RCA was a symbol of the, then, new technology, the parallels to

the great tech boom.and bust that we have just witnessed is

eerily similar.

Of course the bull market of the 20s, and our recently completed

one, were largely fed by a speculative fever the likes of which

come around every generation or so.

In the 1920s it was the force of consumer credit that helped to

shape equity market behavior. For the first time, many

Americans, including those in the middle class, were purchasing

not just automobiles on credit, but also appliances, clothes,

radios, and even medical care. So it should have come as no

surprise that the wheeler-dealers on Wall Street would figure out

a way to tap into this sentiment. It was “margin.” And those

who took advantage of being able to purchase stocks for 90%

margin were classified as speculators.

By 1926 Wall Street”s salesmen were telling consumers that

buying stock on margin was no different than paying for a radio

on a time loan. As historian Robert Sobel relates, “The

purchaser of a (radio) receiving set would pay for an item which

remained constant in value, or depreciated, while a share of RCA

stock might double in less time than it took to pay off the note.”

Back then you might put down $10 for a $50 RCA model, but

you could purchase one share of a highflying stock at $100 for

just $10 on 90% margin. And the stock may then rise from $100

to $200. But with the radio you would end up paying off about

$60 over a 12-month period.

Put another way, in 1926, one could purchase 100 shares of RCA

at $32; using margin it would have cost only $320 plus

commission to control $3200 in stock. By 1928, you could have

sold that RCA for $420, meaning that after you paid off your

margin loan, you”d still have over $38,000. I imagine some

investors were smart enough to do that, but just as many, if not a

lot more, got burned on the way down. You can see, however,

that for a $75-a-week laborer or salesman back then, buying on

margin in a market where everything went up was awful

tempting.

While the Dow Jones Industrial Average stood at 72 at the start

of 1921 and rose to the 200 level by the end of 1927, the

parabolic rise took place from the spring of 1928 to the fall of

1929, when the index almost doubled. It was at this time that

the investment pool operators took center stage.

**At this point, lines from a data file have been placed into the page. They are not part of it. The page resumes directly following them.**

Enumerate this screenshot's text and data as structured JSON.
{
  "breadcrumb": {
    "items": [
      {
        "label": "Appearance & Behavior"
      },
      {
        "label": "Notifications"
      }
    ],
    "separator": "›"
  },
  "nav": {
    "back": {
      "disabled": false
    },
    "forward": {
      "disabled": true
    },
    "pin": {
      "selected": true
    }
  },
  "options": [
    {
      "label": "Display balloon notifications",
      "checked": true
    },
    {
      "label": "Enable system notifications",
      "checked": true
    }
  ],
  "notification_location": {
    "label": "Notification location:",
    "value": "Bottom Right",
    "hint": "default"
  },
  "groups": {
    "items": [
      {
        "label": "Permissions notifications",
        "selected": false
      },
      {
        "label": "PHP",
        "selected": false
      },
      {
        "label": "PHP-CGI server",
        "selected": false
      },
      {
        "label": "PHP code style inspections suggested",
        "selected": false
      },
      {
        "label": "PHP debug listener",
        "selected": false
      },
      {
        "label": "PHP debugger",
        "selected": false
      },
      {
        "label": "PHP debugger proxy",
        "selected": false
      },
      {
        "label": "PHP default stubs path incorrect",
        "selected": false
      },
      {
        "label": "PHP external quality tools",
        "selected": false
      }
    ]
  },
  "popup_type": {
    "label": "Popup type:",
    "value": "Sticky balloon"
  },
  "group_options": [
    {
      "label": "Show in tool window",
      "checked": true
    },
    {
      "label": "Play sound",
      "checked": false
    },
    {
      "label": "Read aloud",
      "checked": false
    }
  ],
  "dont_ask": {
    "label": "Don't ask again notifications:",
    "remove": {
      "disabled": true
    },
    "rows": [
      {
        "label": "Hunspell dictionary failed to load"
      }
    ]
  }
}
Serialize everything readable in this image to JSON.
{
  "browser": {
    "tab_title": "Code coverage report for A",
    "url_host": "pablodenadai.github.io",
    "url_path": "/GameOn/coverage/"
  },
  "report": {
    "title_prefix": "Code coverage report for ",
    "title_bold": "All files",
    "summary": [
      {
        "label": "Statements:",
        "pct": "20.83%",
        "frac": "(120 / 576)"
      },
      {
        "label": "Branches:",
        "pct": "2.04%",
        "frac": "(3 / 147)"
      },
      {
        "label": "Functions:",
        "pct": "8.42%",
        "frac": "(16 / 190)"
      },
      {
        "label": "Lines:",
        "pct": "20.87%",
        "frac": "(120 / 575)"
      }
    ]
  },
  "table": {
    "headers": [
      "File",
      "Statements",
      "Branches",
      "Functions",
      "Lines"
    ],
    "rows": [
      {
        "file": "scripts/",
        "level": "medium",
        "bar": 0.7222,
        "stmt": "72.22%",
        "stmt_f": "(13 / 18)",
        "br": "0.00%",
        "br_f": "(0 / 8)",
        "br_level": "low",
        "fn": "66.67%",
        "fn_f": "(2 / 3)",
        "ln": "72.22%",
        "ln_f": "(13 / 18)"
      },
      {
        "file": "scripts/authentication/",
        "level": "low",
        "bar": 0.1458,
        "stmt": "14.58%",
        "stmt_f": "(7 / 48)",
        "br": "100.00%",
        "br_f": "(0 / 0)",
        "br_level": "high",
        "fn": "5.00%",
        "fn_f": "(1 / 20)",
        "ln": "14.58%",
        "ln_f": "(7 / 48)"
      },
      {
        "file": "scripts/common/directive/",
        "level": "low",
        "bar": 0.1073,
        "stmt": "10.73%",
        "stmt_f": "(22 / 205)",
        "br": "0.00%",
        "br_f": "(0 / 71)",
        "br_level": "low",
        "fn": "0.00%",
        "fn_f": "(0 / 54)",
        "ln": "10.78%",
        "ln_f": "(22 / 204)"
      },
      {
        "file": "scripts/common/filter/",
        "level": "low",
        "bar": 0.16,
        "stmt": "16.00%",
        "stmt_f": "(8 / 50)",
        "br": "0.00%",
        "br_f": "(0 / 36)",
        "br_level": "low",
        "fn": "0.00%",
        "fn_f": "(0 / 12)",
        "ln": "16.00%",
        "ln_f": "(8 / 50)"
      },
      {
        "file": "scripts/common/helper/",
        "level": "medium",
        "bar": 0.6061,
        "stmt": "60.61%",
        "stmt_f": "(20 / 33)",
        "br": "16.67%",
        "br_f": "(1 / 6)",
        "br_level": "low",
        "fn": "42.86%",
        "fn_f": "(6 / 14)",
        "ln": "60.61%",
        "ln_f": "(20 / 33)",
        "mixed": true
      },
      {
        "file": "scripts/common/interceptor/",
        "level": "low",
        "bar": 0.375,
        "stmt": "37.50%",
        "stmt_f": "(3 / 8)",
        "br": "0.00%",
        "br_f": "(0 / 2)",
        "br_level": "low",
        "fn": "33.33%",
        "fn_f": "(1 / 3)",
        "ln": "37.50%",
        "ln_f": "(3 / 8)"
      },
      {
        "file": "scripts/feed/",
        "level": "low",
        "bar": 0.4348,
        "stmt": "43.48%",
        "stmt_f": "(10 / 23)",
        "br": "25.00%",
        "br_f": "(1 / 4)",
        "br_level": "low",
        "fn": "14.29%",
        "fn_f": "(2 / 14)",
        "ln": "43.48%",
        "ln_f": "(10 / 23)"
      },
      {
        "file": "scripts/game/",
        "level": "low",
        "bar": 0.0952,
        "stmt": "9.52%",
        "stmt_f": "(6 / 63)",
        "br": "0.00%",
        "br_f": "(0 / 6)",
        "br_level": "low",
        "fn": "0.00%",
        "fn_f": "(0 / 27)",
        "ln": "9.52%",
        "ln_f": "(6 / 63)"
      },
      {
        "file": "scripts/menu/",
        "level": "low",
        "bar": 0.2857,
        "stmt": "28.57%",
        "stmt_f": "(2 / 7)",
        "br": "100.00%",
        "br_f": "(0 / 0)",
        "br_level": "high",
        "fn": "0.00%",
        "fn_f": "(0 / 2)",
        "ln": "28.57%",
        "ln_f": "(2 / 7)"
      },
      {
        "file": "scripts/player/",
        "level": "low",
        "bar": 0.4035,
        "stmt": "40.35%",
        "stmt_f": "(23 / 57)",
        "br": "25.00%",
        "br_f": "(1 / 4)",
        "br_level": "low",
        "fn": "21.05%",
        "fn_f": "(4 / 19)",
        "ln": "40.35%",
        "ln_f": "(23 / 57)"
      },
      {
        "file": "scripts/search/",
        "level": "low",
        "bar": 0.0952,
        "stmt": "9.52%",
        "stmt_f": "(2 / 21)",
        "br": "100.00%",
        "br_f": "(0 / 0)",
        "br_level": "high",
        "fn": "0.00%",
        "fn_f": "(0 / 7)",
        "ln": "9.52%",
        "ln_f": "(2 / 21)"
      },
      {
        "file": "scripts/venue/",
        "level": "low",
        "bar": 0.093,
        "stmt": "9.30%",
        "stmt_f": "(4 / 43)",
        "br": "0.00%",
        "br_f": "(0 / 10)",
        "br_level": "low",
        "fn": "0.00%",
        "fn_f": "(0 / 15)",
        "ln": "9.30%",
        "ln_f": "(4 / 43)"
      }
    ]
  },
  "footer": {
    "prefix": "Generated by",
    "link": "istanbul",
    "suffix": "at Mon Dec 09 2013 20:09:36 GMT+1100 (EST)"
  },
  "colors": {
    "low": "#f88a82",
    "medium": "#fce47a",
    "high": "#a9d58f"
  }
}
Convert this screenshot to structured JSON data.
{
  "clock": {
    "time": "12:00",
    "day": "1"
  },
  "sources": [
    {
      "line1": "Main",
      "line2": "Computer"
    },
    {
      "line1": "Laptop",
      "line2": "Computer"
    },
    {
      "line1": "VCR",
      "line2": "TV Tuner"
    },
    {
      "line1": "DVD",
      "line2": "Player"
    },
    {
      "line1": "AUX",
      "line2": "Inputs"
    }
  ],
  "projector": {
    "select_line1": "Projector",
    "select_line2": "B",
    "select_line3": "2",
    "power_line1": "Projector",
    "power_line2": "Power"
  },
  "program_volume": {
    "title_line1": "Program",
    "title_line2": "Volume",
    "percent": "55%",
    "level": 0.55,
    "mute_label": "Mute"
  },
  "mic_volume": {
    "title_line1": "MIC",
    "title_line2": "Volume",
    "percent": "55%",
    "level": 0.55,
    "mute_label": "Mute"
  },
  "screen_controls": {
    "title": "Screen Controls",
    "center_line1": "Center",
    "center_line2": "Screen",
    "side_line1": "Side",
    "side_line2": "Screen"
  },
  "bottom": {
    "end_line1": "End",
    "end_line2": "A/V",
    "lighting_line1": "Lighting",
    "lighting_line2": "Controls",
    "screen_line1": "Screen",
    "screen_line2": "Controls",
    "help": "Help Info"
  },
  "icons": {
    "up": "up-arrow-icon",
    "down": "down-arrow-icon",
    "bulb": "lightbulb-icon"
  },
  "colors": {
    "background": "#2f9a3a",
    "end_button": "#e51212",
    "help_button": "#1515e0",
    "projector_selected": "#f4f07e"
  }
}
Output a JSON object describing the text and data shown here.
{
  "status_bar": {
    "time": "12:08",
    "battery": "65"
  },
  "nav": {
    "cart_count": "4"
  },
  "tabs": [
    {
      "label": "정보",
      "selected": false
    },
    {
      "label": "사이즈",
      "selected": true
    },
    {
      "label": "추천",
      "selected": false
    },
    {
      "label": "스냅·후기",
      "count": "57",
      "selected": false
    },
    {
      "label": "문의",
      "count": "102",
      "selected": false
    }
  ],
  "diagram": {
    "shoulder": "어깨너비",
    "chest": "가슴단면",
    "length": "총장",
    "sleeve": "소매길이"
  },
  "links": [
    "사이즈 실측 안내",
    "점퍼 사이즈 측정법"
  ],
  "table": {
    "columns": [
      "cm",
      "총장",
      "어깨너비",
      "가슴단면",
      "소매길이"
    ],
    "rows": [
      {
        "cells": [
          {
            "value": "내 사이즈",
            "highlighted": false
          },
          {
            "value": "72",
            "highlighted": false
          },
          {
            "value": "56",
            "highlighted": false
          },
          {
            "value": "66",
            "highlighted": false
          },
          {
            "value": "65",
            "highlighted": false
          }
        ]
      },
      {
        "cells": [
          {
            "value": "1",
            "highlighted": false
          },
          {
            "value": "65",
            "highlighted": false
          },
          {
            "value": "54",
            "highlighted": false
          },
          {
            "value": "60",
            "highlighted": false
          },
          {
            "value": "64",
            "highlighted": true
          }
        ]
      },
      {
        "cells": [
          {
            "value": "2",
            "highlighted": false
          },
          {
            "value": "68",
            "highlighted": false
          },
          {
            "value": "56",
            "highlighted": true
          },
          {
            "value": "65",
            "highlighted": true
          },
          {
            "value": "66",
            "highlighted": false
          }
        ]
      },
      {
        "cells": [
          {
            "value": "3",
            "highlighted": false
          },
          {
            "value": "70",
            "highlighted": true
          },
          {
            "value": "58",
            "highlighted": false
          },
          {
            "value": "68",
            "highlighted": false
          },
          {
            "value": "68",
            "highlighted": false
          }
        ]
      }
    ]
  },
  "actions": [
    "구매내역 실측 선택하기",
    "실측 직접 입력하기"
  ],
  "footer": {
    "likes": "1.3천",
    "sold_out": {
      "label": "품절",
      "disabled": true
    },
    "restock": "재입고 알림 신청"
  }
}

To give you a sense of the burgeoning level of speculation, the

level of margin debt (the amount that brokers lent out) in 1920

was about $1 billion. By the time of the Crash in October 1929,

this figure was $8.5 billion. [Just two months later, though, by

the end of ”29, margin debt had collapsed to $4.1 billion.]

By 1928 the stock exchanges were flooded with investors who

had no prior experience in buying and selling securities. Per the

previous example of a purchase of RCA stock, the new class of

speculators had dreams of enormous wealth. Enter the likes of

Michael Meehan, the specialist in the stock of RCA, who put

together investment pools, initially consisting of money from

friends and family, for the purposes of either going “long” or

“short” a particular issue. In the case of RCA, Meehan and his

cronies took in $12 million in subscriptions. At the start of ”28

he had purchased 7 Exchange seats, offices throughout the

nation, and even locations on Cunard Lines” ocean liners.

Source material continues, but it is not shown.